I LOVE the image blood eddying as a rose, or, conversely, a rose as an image of blood eddying. Wow. That and the vermilion wheel evoke the idea of violence as perennial.
Surprise after surprise attend the daily readings of ED.
Dickens published ‘A Tale of Two Cities’ in 1859. Rivers of blood draining French guillotines were fresh in ED’s mind (Chapter 13): “Fifty-two were to roll that afternoon on the life-tide of the city . . . before their blood ran into the blood spilled yesterday, the blood that was to mingle with theirs tomorrow was already set apart.”
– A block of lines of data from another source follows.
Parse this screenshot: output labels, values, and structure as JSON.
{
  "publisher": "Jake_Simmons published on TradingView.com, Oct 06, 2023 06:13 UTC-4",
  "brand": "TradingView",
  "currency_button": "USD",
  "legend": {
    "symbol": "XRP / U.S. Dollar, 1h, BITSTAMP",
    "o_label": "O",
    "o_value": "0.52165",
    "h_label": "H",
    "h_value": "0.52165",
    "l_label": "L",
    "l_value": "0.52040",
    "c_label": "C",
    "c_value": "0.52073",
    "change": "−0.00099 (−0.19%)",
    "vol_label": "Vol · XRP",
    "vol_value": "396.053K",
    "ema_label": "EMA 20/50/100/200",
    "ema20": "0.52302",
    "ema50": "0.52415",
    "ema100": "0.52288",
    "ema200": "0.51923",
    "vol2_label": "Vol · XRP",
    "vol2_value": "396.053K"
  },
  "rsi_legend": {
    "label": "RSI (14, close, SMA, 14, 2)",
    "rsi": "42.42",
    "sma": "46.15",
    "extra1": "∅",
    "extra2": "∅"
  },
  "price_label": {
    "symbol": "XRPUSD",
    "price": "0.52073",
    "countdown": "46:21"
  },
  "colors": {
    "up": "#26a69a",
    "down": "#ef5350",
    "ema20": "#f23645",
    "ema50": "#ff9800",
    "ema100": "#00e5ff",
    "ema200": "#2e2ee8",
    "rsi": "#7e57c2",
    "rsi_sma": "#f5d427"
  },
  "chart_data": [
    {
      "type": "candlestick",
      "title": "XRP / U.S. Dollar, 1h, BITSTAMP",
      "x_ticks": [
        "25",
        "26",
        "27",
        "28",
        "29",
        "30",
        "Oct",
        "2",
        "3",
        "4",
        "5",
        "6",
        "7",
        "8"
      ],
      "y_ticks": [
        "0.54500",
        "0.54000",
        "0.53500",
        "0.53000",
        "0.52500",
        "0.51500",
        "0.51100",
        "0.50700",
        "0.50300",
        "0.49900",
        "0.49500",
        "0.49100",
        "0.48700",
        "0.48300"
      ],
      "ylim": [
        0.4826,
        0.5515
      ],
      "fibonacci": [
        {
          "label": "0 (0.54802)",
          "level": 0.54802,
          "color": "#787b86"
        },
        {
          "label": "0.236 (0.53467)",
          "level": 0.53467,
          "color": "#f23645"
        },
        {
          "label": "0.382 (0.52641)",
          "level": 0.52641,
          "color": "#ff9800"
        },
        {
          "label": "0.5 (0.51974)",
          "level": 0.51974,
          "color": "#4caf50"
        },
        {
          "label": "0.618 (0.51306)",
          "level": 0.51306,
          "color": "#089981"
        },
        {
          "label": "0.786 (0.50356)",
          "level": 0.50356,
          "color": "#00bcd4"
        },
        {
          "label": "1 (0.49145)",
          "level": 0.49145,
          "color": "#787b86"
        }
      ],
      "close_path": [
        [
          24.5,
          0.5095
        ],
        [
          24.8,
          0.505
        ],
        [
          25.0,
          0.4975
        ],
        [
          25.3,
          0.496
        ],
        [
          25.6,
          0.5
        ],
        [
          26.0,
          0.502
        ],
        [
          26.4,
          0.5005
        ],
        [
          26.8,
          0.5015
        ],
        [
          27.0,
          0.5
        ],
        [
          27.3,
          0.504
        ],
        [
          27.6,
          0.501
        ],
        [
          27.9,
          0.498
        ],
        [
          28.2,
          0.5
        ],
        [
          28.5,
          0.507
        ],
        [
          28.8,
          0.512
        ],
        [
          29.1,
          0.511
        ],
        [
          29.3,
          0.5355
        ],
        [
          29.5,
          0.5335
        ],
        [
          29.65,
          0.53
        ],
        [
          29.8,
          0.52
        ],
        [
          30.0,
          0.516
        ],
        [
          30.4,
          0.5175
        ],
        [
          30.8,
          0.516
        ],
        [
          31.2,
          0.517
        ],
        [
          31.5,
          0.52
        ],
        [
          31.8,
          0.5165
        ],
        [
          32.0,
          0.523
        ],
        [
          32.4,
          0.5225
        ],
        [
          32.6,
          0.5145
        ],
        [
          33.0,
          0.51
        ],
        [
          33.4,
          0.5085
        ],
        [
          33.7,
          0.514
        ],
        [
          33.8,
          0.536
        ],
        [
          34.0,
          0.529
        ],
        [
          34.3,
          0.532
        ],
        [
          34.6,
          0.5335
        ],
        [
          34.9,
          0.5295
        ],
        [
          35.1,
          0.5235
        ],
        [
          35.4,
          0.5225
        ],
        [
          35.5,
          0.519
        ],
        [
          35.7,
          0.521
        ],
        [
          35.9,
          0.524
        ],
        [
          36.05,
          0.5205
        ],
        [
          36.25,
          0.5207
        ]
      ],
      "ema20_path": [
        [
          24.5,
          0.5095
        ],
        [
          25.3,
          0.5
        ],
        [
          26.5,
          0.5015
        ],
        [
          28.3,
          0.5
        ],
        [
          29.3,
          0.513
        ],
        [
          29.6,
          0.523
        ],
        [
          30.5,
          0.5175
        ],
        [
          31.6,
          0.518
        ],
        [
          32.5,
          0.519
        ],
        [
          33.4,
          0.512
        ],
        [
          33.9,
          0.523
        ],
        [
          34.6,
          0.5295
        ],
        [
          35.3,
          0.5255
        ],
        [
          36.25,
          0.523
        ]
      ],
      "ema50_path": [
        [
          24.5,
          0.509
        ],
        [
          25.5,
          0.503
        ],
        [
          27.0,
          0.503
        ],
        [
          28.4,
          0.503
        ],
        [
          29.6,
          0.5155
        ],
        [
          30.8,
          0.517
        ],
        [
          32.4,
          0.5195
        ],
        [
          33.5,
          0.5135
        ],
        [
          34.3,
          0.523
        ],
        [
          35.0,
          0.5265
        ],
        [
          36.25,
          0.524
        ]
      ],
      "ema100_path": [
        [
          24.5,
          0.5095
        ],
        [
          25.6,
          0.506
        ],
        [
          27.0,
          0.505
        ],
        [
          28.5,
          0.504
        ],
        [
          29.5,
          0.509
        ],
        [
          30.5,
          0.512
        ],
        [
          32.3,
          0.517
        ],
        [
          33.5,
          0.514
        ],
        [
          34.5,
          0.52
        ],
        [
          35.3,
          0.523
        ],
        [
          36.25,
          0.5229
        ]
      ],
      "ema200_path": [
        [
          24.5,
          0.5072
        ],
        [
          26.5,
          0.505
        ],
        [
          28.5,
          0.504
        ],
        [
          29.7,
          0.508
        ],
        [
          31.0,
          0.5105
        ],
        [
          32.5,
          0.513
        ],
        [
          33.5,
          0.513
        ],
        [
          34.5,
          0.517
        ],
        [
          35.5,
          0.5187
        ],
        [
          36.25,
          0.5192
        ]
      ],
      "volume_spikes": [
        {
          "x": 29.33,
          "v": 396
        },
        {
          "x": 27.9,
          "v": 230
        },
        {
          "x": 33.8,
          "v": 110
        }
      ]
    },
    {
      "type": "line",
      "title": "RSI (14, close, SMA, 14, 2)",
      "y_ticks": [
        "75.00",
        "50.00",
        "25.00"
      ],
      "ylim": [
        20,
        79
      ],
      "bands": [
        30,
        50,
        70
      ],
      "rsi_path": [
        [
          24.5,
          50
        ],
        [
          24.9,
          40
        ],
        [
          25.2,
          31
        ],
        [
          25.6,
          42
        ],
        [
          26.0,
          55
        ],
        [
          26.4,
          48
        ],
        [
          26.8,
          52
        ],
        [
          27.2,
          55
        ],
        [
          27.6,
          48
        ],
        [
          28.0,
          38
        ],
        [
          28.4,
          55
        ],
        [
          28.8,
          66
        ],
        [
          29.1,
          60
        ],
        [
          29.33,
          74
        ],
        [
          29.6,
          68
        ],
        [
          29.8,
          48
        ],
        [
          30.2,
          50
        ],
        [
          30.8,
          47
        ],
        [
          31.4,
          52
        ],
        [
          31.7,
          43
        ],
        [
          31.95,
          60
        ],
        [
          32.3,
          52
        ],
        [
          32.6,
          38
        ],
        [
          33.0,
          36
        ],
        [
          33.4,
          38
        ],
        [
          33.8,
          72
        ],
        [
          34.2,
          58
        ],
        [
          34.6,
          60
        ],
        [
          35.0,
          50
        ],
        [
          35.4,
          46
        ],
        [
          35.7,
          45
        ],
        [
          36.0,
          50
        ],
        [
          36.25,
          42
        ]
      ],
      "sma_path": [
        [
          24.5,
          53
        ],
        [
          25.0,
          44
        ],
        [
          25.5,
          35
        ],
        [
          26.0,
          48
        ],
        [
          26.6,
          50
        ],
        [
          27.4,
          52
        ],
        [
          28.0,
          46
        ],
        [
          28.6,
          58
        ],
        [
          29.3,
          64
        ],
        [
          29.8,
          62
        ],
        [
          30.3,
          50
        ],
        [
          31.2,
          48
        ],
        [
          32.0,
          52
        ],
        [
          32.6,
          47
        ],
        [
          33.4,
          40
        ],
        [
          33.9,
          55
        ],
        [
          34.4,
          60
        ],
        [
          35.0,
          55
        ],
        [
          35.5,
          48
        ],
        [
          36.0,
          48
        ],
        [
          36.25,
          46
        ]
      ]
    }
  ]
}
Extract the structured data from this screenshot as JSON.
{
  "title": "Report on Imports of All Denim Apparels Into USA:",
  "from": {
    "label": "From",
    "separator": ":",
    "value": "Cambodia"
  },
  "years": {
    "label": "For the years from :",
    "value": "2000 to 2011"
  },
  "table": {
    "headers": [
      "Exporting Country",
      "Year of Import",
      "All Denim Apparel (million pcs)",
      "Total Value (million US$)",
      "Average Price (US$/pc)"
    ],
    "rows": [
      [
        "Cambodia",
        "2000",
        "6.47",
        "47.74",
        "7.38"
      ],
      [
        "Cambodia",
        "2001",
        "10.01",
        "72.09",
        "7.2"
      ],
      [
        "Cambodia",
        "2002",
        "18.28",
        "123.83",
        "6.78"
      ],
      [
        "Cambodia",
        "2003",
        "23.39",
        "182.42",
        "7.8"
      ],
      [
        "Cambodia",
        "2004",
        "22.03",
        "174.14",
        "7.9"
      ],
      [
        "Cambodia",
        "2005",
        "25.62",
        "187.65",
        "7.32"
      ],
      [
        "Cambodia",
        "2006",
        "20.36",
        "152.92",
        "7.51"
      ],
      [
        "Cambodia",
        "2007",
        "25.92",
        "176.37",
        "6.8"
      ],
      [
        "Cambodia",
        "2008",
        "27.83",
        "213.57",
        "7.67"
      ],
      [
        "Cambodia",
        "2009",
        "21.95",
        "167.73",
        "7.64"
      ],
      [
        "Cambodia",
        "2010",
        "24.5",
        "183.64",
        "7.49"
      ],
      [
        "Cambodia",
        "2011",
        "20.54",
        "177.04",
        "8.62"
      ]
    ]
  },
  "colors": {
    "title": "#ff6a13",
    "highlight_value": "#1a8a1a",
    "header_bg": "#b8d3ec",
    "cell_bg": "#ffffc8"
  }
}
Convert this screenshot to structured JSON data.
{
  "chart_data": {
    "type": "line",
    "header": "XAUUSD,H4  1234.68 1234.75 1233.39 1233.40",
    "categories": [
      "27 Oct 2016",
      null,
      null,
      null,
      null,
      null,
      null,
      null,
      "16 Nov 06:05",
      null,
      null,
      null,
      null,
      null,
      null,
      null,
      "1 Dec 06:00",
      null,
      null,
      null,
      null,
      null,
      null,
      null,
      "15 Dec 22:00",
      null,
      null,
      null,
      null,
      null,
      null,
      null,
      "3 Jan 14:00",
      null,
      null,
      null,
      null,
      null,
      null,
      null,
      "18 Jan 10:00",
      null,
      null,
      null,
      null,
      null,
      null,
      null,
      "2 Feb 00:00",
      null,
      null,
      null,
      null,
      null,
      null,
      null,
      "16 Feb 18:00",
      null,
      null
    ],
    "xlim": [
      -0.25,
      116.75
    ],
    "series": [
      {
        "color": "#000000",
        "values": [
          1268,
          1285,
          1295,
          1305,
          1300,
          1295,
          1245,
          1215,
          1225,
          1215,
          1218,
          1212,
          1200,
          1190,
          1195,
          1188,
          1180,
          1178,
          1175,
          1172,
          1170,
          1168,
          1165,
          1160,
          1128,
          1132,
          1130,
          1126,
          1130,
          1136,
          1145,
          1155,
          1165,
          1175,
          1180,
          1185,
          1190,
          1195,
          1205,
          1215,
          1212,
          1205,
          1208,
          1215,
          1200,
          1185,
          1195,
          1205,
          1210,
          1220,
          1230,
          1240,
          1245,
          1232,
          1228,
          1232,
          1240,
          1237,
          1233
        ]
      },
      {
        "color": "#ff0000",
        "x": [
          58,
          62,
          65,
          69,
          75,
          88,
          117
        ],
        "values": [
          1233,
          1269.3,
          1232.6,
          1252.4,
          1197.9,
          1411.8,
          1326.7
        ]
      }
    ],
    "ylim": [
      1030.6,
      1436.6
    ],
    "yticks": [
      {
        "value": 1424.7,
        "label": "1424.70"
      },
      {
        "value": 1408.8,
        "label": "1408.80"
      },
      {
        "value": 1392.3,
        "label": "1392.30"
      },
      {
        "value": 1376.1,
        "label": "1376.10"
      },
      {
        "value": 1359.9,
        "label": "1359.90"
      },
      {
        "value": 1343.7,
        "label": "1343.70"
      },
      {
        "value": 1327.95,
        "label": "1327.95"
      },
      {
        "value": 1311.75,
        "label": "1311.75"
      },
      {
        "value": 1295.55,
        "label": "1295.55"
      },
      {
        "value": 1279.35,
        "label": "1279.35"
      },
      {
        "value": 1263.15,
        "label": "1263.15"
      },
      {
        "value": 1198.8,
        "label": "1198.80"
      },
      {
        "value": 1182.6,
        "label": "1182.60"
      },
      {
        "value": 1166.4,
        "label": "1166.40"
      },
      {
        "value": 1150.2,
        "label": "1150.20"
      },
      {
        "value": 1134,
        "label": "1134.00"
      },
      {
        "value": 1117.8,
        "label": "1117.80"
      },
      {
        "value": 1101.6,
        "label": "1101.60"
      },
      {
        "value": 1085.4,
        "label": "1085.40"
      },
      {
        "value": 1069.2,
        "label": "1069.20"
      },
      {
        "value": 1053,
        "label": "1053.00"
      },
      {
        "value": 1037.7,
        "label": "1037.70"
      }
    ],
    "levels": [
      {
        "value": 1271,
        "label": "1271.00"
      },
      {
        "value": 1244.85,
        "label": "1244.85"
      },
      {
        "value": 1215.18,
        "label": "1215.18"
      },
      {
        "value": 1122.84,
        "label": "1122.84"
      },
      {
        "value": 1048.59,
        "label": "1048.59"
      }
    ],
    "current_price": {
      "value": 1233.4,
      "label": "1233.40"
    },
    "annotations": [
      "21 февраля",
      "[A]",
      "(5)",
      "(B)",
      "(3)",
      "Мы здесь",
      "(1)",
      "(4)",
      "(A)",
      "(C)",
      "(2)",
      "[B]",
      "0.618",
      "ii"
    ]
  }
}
ReplyDelete“In October 1862, [Mathew] Brady opened an exhibition of photographs from the Battle of Antietam in his New York City gallery, titled ‘The Dead of Antietam’. Many images in this presentation were graphic photographs of corpses, a presentation new to America. This was the first time that many Americans saw the realities of war in photographs, as distinct from previous artists' impressions.” (Wikipedia, https://en.wikipedia.org/wiki/Mathew_Brady )
ED copied ‘The name — of it — is "Autumn" —’ into Fascicle 22 “about late 1862”. By then she would have read about Brady’s exhibit and perhaps seen photos herself.
Line 5: “Great Globules — in the Alleys —”
Blood running in alleys clots into “Great Globules”.